On Thu, 9 Feb 2023 at 19:05, Simon Glass sjg@chromium.org wrote:
Hi Jan,
On Wed, 8 Feb 2023 at 01:15, Jan Lübbe jlu@pengutronix.de wrote:
On Tue, 2023-02-07 at 11:39 -0700, Simon Glass wrote:
Hi Jan,
On Tue, 7 Feb 2023 at 08:39, Jan Lübbe jlu@pengutronix.de wrote:
On Tue, 2023-02-07 at 06:38 -0700, Simon Glass wrote:
Hi Jan,
On Tue, 7 Feb 2023 at 04:56, Jan Lübbe jlu@pengutronix.de wrote:
[snip]
Thanks for the pointer. I had a look at this. How do you deal with updating a filesystem that might be corrupt? Is that even a good idea, if the purpose of it is to collect data from a kernel crash?
This uses only the ramoops "backend" in pstore, so no filesystems are involved. If I remember correctly, ramoops in the kernel just discards any data that is too corrupted to process. Barebox should behave the same, as the code was ported from the kernel.
Yes...actually I found that U-Boot has pstore too, but it does not support writing the console into it. I suppose it would be easy enough, but it seems that U-Boot's pstore is not as advanced.
We are working on a firmware 'Transfer List' which is a simple data structure to communicate through the different firmware phases. Since U-Boot is the last one, in this case, I suppose it could do the ramoops thing and add files for each of the firmware phases.

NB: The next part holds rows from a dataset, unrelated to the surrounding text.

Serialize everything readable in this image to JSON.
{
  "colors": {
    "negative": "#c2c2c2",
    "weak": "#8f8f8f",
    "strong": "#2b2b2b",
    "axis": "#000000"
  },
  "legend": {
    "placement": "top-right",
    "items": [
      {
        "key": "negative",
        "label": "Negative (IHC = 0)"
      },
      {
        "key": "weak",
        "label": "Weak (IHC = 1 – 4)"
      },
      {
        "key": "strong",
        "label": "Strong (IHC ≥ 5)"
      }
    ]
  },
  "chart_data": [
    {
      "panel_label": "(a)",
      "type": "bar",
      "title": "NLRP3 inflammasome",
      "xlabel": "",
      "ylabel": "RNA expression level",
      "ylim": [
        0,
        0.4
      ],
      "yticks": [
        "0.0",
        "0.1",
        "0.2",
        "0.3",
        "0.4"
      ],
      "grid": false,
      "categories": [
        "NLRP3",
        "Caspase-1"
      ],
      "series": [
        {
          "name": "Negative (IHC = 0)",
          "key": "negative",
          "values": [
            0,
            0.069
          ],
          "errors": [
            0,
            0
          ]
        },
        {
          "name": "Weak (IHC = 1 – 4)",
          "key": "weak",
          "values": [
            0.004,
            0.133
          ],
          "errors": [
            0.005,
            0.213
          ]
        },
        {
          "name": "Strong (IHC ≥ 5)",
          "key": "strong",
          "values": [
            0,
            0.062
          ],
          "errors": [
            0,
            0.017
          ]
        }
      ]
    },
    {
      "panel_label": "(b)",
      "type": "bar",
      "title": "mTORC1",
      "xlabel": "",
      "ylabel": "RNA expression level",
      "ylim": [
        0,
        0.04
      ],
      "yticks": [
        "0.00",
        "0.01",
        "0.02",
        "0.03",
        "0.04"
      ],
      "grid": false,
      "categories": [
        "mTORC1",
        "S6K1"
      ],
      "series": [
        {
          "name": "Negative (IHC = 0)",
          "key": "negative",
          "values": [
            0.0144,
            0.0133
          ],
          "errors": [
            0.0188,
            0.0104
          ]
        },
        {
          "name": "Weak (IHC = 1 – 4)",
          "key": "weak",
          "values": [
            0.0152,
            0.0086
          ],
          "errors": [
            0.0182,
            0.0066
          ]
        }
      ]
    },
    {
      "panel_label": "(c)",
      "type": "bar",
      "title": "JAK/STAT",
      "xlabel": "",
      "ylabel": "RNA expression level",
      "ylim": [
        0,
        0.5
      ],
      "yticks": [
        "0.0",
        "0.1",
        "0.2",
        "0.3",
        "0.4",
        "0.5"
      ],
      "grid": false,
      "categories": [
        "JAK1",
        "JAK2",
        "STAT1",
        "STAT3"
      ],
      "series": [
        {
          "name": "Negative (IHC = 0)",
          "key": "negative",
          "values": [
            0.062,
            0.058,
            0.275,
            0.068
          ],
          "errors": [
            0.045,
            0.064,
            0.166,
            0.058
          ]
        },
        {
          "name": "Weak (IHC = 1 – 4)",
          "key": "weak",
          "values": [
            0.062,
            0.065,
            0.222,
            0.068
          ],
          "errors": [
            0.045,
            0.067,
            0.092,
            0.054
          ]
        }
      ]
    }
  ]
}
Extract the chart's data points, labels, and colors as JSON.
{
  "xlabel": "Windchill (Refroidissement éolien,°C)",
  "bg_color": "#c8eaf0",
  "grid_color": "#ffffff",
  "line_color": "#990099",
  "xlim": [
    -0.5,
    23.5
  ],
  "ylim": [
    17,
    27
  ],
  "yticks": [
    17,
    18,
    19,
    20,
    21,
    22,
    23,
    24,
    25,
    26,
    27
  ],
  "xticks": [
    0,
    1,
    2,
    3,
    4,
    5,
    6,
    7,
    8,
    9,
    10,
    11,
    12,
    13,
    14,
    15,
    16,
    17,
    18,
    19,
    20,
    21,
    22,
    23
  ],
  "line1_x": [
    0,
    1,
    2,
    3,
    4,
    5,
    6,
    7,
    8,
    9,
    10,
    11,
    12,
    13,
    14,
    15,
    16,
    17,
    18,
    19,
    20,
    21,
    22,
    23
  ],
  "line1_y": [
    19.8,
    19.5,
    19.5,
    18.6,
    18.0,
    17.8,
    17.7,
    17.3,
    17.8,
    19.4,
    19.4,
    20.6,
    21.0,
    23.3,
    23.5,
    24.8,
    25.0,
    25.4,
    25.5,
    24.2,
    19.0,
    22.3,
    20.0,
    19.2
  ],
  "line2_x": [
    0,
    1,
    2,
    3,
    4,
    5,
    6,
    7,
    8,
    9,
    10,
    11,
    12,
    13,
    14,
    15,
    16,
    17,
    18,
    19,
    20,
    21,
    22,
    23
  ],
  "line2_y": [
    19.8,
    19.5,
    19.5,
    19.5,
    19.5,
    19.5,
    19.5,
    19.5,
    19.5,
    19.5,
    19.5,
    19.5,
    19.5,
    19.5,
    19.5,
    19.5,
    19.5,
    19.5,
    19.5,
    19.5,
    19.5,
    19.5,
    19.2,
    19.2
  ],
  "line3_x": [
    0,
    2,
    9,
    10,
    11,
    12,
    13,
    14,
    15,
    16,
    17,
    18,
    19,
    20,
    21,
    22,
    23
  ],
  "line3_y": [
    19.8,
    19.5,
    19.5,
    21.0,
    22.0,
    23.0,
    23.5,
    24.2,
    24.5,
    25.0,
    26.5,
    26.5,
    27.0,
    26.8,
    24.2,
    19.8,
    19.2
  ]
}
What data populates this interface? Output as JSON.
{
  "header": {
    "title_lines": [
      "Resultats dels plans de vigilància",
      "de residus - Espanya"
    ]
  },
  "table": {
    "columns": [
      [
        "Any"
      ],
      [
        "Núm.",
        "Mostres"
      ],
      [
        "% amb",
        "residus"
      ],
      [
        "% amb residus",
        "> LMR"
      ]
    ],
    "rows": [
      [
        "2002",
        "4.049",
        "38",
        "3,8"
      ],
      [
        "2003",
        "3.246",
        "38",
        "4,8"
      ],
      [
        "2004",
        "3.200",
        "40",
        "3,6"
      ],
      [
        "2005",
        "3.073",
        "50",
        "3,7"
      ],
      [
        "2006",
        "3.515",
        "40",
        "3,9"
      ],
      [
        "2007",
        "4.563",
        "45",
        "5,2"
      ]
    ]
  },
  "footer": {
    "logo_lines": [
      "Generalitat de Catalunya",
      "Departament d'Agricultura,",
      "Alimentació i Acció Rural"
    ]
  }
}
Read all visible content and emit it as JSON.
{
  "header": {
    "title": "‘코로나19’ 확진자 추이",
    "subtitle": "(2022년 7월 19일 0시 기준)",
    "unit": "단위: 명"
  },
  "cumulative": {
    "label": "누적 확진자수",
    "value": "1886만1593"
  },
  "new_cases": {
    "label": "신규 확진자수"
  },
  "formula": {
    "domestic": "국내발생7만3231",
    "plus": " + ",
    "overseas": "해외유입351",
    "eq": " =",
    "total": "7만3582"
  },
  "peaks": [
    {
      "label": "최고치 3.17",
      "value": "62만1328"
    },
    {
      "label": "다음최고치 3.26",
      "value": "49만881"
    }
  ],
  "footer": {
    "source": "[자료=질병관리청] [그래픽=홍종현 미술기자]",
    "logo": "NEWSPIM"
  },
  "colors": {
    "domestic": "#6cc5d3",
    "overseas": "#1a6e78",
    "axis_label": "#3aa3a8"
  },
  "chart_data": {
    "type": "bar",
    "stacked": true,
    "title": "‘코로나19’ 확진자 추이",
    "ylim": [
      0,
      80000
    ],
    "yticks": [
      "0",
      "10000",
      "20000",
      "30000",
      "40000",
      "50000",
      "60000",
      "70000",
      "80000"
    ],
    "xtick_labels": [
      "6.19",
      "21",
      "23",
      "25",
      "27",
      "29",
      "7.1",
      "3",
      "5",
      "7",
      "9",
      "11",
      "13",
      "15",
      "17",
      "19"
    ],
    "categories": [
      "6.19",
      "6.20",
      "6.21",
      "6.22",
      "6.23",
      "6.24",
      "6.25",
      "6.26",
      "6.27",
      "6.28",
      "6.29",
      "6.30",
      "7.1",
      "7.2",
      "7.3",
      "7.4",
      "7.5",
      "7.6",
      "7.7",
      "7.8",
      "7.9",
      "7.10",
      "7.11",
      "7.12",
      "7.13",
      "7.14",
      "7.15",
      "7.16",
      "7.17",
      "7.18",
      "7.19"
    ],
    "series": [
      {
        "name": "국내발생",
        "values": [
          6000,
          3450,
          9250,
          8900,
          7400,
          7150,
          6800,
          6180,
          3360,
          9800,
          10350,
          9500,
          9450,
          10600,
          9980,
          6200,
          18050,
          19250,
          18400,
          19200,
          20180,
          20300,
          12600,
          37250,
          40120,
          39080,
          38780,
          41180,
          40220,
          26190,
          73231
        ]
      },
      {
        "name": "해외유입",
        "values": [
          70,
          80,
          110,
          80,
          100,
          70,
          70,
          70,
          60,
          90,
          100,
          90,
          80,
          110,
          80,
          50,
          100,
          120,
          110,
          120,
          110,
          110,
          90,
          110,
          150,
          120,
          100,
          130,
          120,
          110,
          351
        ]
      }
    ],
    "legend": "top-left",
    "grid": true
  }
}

For passing logs "forward" to the next step in the boot chain, this should work as well and could be more explicit than the ramoops console. One benefit would be that keeping the logs from each step separate, right?
Yes. But we can't use this to pass it to the kernel.
Hmm, because we would need to reserve space for the text memory regions, which couldn't be used by the kernel later?
Because the transfer list does not get passed to the kernel. We don't want to invent another way to pass info to Linux, since we already have FDT, ACPI and cmdline. In fact I have a horrible suspicion that someone added a structured cmdline a bit like an FDT but in text...
Yes, the tracing folks in Linux cooked up 'bootconfig' without involving a single person that was already active in boot architecture, boot loaders, firmware, etc. I was quite shocked by that as well.
It seems to be another hierarchical key/value pair store, used for passing a large set of command line arguments which may otherwise exceed the maximum length of the kernel command line. It is appended to the initrd by the boot loader. Android have already started using it as well.